Coordenadora técnica da área de educação da Famurs, Fátima Ehlert:

Desde o dia 23 de março estamos com 100% das aulas suspensas nas Redes Municipais de Ensino nos 497 municípios do RS e após o dia 04 de abril os municípios estenderam esse período até o dia 30 de abril seguindo o Decreto nº 55.118/2020 do Governo do Estado. Em conversa com o Secretário Faisal ficamos de nos reunir entre quinta e sexta-feira dessa semana para a partir da análise dos dados e das condições reais dos ambientes escolares tomar a melhor decisão, considerando as condições de atender professores, alunos e funcionários seguindo as recomendações da saúde. O que temos que levar em conta também é a nossa especificidade climática que com a proximidade do inverno expõe os alunos e os professores a doenças respiratórias que podem ser agravadas e disseminadas em ambientes mais fechados. Mesmo que as crianças e os adolescentes não estejam no grupo de risco, precisamos considerar que são transmissores do vírus. É um momento que requer decisões embasadas na ciência e no conhecimento, que de certa forma enfatizam a importância da educação para a humanidade e a posteriori cada Rede acolherá seus alunos e professores de forma a garantir a qualidade e a equidade ao processo ensino aprendizagem que por certo será readequado as condições de cada escola.

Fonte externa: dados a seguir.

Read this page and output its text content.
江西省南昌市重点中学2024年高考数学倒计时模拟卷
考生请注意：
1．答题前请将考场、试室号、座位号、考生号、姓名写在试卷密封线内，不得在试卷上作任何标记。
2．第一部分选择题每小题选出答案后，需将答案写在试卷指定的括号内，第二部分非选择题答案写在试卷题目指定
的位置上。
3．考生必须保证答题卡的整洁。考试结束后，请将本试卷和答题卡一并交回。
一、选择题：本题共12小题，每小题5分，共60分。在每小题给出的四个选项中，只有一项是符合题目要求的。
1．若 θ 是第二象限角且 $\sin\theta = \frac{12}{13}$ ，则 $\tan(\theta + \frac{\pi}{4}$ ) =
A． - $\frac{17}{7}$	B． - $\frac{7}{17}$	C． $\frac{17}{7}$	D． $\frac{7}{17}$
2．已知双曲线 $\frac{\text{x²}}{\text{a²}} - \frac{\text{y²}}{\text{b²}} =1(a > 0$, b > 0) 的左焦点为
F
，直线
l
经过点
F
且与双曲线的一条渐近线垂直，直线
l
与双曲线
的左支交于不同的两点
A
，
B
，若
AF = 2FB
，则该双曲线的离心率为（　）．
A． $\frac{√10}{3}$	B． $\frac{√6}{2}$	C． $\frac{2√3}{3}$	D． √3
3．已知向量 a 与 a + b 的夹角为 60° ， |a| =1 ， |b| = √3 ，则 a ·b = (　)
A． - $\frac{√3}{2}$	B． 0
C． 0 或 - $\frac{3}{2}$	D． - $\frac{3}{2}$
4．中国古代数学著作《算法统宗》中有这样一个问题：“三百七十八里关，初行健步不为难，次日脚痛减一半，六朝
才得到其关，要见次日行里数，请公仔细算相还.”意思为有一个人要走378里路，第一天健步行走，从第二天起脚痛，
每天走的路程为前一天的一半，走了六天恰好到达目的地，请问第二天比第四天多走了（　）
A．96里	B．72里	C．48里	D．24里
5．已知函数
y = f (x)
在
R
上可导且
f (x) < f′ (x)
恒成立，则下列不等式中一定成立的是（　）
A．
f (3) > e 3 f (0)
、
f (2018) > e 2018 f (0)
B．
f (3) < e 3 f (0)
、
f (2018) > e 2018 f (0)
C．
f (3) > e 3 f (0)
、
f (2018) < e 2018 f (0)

 Fabiane Bitello Pedro, coordenadora estadual da UNCME-RS:

Temos acompanhado e participado do debate a respeito da continuidade ou não da suspensão das atividades escolares aqui no RS. Sabemos que é um debate muito intenso e denso para os gestores de todas as esferas, mas que deve ter como foco central a defesa da vida, apoiados nos estudos científicos das instituições/organizações da área da saúde. Sempre levamos ao debate nossos questionamentos referentes à segurança das crianças, dos estudantes e profissionais que exercem seu fazer pedagógico dentro dos espaços escolares. E acreditamos que precisamos ouvir os países que vem superando a COVID-19, para que as decisões aqui tomadas sejam as mais prudentes para o povo gaúcho. A vida vem em primeiro lugar.

 Bruno Eizerik, presidente do Sindicato do Ensino Privado do Rio Grande do Sul (Sinepe-RS).

Acho que temos que analisar a questão dia a dia. Não adianta querer fazer prognósticos. O que temos é uma previsão de 30 de abril. Eu acho que o governador, em sua fala, disse que existem situações e situações. Terá uma reunião nesta semana para que a gente possa traçar estratégias comuns. Não pode ter uma estratégia  pública e privada. Eu saúdo que o secretário estadual da educação vai chamar esse reunião. Lugares diferentes precisam ser tratados de forma diferente. É preciso estabelecer um protocolo para saber como começar. O que a gente menos pode ser no momento é taxativo: sim ou não. A gente tem até o dia 30 para encontrar um caminho.